We made a vow there, in that dark place beneath the ruined Opera House. When he returned, he was to send the ring to me, wrapped in white paper, as a token that he was safe. If I was willing and able to meet him, I'd send it back to him, again wrapped in white paper. If I was unable to meet him, I would wrap it in grey paper. In this way the ring was to pass between us as a signal.
He made a further condition, which I found rmorbid and inexplicable, but he insisted.
"If I do not return alive and well," he said, "I will make arrangements for the ring to be sent to you, wrapped in black paper. You must keep it, and when the time draws near for you to join me in the afterlife, you must place it on my grave as a sign that you will soon join me…if I am still in your thoughts."
"But who will see it?"
"I'll know. Somehow I'll know. And I will do the same for you, should - " he was unable to complete his thought.
"That's ridiculous, and you should not speak of such things. It's bad luck."
"You refuse?" a bit sadly.
"No, I agree – on the condition that you cease talking about it immediately."
"Done." He said, and kissed me. Erik always had his strange fancies.
We went up to the daylight, which seemed far too bright to me, through a dryer, shorter route. Taking our leave of each other was agony.
"I won't sleep for worrying about you," I said.
"Nor I." He put a hand to my face,
"Erik – I – " I looked at him. It was so hard to get the words out.
"I know," he said simply, and then it was all right.
As I write this, I sit at the Girys', waiting for Raoul to come and meet me. The Girys made a great fuss over me, and had thankfully managed to keep the story of my disappearance out of the papers. I was no longer in the public eye, so this was less difficult than it had been on a prior occasion. Mme Giry I think guessed a great deal of the story; Meg, perhaps rather less. Their main feelings were of relief and delight at my safe return, for which I was profoundly grateful.
"Did you see him again?" Meg whispered to me, once, when we were private.
I squeezed her hand and nodded. She merely embraced me, and asked nothing further.

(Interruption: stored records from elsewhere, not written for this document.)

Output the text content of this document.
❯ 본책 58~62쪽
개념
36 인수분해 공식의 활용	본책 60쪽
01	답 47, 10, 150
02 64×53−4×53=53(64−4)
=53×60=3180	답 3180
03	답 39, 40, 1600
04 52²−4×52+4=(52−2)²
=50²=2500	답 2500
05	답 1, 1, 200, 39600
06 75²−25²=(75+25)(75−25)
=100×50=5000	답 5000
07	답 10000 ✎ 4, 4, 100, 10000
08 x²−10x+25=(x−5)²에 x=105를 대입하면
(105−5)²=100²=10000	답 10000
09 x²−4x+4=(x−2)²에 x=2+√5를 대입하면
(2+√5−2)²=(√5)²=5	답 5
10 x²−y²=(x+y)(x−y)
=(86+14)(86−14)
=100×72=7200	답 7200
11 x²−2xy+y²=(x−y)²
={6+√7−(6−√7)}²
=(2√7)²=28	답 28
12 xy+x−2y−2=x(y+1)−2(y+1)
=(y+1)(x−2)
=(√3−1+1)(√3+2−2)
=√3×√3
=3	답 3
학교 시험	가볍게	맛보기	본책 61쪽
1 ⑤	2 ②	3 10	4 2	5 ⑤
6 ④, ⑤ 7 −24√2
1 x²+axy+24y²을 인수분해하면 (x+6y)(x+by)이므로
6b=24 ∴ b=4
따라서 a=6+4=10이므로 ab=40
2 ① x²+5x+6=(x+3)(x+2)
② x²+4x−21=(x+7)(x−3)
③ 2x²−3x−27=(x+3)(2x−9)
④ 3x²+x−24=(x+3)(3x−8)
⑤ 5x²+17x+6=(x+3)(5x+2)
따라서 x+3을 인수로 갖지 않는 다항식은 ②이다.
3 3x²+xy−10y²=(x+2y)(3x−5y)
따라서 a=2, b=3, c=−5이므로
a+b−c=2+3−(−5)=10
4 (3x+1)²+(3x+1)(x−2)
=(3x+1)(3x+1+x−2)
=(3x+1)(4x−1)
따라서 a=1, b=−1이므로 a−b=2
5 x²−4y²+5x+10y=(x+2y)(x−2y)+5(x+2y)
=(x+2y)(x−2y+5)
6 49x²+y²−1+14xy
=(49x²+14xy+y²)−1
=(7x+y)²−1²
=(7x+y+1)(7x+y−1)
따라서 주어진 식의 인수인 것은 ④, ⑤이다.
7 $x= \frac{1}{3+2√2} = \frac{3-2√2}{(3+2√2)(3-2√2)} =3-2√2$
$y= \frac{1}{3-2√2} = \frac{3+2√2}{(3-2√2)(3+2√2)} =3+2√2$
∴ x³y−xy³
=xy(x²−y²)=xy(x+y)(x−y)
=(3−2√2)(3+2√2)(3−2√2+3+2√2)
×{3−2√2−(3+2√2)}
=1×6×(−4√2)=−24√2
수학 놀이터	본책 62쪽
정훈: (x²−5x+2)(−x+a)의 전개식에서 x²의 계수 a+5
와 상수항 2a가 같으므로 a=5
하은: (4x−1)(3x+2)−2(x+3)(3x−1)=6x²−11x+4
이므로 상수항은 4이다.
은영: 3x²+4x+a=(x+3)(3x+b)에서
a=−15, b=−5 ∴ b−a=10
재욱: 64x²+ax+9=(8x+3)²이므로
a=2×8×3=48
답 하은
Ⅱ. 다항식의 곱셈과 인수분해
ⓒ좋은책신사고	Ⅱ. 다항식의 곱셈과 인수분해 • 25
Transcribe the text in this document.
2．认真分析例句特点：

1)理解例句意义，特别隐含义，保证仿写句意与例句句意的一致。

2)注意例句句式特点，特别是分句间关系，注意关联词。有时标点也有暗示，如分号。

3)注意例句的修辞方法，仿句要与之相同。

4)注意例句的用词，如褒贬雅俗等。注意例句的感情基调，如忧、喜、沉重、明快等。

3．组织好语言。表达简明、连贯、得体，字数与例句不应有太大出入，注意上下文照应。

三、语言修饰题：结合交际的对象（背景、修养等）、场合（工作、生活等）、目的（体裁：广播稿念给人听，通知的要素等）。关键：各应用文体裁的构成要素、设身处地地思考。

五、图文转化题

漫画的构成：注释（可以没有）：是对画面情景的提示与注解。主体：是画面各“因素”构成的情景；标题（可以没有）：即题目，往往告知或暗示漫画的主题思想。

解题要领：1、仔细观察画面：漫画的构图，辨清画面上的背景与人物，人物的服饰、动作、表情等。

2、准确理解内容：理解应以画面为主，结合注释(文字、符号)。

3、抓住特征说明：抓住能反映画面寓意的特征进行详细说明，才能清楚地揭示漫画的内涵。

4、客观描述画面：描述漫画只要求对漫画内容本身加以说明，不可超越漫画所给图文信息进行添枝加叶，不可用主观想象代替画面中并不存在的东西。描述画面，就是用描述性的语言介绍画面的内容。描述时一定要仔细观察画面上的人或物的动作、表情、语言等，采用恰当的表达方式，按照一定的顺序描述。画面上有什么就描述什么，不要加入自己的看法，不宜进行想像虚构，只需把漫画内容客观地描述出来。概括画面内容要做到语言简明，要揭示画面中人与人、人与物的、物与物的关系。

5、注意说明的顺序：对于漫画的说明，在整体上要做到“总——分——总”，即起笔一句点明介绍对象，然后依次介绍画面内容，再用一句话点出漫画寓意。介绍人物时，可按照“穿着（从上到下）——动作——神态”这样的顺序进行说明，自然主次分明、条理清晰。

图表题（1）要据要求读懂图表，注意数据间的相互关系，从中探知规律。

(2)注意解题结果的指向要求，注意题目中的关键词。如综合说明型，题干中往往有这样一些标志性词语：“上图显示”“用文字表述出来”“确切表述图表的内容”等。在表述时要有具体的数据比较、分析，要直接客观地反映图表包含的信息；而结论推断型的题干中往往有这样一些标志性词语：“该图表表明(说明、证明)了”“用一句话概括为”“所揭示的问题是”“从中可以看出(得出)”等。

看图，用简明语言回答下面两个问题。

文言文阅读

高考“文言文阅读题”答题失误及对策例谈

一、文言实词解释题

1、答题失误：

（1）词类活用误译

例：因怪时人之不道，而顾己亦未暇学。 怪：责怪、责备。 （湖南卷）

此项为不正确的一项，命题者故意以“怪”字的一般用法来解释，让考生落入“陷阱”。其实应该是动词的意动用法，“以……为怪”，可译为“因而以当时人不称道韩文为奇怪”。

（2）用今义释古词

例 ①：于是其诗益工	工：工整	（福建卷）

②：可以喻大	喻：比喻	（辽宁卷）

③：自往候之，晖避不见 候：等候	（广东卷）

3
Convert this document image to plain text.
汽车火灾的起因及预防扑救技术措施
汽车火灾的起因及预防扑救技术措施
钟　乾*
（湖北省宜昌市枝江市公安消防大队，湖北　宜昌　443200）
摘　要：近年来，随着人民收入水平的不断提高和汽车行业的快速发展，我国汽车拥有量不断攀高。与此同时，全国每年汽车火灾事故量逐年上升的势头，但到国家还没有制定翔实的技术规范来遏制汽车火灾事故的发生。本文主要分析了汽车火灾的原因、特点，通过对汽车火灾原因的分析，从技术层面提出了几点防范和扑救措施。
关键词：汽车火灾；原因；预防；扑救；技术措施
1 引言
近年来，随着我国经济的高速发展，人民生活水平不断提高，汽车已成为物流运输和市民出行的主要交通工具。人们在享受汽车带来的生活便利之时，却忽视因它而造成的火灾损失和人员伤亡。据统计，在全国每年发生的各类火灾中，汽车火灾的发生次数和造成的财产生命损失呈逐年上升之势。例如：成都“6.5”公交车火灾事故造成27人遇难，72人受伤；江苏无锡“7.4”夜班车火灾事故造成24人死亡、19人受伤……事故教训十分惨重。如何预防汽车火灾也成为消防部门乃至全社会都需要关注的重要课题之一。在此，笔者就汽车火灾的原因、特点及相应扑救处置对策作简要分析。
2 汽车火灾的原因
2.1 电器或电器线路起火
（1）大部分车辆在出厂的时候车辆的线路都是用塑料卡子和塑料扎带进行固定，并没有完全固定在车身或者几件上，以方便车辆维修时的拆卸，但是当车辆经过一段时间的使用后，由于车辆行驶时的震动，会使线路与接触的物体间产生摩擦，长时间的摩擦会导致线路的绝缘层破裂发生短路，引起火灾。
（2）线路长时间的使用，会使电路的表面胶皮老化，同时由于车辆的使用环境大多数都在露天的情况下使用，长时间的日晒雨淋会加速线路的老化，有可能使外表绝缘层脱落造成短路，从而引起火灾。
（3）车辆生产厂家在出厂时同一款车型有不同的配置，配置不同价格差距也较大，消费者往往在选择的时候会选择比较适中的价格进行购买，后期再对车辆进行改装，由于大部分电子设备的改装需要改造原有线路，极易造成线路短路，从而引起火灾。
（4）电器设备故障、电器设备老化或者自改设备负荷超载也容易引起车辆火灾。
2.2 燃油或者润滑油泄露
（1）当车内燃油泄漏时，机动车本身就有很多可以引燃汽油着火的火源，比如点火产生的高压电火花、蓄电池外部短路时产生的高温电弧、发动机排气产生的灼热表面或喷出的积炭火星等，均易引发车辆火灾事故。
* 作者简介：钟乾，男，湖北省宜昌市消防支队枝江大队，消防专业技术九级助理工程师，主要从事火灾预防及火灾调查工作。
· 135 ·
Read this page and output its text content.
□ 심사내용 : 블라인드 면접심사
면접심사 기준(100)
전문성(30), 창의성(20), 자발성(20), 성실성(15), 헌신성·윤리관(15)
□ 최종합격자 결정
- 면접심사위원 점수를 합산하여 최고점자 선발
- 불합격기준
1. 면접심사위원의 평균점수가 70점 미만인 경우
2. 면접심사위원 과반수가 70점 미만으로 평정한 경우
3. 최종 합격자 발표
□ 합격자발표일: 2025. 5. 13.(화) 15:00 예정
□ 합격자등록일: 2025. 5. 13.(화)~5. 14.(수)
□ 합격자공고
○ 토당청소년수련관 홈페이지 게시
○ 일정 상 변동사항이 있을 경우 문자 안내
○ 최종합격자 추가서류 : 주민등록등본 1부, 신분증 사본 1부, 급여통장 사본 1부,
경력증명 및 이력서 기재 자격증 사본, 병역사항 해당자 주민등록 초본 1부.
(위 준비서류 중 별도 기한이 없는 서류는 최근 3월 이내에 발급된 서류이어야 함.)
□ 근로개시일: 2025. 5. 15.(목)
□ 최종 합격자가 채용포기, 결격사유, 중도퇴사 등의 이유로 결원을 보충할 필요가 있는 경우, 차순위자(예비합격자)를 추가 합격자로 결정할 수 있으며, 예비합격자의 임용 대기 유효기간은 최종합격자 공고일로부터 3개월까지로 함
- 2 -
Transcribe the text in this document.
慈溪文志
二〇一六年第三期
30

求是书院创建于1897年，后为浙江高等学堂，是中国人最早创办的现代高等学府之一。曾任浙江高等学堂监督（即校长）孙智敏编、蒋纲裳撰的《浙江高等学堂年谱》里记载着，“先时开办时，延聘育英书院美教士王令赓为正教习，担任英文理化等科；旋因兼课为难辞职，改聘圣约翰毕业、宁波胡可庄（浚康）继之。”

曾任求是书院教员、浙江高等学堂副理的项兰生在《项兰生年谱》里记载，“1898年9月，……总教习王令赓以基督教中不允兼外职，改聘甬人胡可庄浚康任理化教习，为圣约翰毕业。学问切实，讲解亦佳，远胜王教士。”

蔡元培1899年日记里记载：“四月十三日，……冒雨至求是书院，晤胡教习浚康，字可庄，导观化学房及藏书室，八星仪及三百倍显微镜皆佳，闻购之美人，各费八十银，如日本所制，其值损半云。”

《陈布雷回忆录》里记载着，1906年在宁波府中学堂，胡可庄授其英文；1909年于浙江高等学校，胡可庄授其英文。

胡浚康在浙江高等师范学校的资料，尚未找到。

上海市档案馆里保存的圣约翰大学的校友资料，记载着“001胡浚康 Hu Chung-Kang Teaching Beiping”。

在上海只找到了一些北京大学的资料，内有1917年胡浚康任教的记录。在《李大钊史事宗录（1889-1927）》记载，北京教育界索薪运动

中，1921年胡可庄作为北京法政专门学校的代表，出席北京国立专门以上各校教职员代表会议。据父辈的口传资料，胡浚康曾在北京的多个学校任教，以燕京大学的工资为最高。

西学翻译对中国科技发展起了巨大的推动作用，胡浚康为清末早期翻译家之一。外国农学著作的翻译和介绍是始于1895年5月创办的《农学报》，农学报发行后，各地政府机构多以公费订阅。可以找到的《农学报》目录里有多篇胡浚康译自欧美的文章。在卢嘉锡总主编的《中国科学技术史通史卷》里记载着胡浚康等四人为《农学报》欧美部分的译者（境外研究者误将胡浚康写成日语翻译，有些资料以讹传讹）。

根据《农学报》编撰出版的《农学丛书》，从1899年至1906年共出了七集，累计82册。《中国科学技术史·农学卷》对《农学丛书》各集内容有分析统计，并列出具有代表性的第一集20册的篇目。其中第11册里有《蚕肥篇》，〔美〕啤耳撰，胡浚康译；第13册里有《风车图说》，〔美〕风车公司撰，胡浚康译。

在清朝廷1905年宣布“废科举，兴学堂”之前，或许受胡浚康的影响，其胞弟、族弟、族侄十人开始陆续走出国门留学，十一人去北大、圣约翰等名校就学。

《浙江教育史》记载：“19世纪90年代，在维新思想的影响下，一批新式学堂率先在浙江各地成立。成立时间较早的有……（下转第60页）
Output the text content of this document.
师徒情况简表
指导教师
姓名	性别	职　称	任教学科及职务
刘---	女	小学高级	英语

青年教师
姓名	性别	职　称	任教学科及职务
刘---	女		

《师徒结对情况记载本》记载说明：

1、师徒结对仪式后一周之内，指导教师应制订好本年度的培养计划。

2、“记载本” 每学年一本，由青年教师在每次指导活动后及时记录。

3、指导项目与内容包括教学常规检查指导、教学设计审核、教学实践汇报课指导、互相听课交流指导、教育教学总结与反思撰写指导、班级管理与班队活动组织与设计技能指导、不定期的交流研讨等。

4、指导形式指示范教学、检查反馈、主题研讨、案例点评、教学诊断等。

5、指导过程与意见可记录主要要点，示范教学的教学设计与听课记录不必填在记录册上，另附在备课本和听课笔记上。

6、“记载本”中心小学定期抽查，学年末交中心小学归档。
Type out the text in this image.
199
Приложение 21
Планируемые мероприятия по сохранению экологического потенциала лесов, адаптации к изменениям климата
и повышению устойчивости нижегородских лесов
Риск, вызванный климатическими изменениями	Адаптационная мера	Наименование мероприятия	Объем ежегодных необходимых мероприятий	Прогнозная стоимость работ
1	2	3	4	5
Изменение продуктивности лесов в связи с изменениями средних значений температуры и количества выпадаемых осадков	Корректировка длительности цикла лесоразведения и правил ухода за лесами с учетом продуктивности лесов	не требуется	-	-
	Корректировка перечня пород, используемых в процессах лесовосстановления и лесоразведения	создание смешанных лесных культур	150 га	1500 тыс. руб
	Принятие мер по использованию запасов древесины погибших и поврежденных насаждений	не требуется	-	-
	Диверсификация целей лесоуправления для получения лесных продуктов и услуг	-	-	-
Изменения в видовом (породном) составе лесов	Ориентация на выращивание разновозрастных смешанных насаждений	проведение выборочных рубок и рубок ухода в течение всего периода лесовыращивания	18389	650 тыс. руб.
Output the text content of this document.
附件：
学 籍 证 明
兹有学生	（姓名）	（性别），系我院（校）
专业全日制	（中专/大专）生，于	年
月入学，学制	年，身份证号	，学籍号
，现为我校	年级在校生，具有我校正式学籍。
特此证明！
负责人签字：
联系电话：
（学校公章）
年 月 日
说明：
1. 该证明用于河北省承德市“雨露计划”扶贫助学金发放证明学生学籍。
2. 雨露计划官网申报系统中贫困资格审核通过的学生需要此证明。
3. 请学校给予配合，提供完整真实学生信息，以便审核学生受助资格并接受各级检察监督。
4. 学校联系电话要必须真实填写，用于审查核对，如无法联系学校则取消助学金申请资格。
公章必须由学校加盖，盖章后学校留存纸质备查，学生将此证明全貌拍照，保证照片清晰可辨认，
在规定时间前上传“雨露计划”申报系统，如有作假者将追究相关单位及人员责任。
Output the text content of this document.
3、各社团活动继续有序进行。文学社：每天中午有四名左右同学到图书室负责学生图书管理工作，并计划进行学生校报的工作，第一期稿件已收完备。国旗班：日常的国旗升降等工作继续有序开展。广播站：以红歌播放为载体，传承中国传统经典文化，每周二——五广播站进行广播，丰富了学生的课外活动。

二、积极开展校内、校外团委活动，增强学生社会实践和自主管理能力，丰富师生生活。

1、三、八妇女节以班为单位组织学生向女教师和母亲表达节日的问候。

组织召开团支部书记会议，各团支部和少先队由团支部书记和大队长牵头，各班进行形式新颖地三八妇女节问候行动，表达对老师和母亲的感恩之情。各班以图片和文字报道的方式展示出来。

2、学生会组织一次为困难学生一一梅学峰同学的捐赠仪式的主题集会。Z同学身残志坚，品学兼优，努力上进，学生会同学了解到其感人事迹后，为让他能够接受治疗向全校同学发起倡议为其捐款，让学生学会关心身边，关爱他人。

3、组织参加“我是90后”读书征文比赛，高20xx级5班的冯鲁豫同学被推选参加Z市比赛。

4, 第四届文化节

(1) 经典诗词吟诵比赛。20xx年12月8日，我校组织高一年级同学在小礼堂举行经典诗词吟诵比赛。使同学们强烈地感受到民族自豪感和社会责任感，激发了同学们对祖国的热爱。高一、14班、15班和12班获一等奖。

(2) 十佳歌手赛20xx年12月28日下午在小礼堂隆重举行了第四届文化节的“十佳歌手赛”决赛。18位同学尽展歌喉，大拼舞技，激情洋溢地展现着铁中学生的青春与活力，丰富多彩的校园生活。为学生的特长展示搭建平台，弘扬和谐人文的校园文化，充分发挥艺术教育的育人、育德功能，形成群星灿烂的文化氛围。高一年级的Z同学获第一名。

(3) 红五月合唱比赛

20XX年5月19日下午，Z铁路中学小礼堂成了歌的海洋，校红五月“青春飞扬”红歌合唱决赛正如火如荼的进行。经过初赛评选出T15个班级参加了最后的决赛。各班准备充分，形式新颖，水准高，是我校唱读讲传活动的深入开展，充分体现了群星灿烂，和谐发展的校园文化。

Mme Giry told me that R. had been frantic about not hearing from me daily. I confessed that I felt I was unable to become his Vicomtesse.
"I suspected that that might be the case," she said. She made no judgement, but let me know that I was always welcome there; and should I ever need it, a position would be kept open for me as a teacher at her school. Although I feel I do not deserve such kindness, my gratitude knows no bounds.
I needed, however, to tell the story, if only to myself – hence these pages. When I am finished, I shall hide them behind one of the rafters in the Girys' attic, where I hope they shall remain forever undiscovered. I have no wish to cause a scandal regarding the broken engagement for R. and his family.
It seems strange, yet somehow just, that if I helped Erik to find the man behind the monster, he helped me to find the woman behind the thoughtless girl. For now our paths lie in separate direction, our fates divided. I hope not for long.
And I must wait to be confronted with R. This will not be easy or simple, but real life never is. I have not a tidy ending to my story.
I have done much that is wrong, that others would, perhaps rightly, judge me harshly for.
And yet, for the first time in my life, I feel as though I am on the verge of attaining my soul's freedom.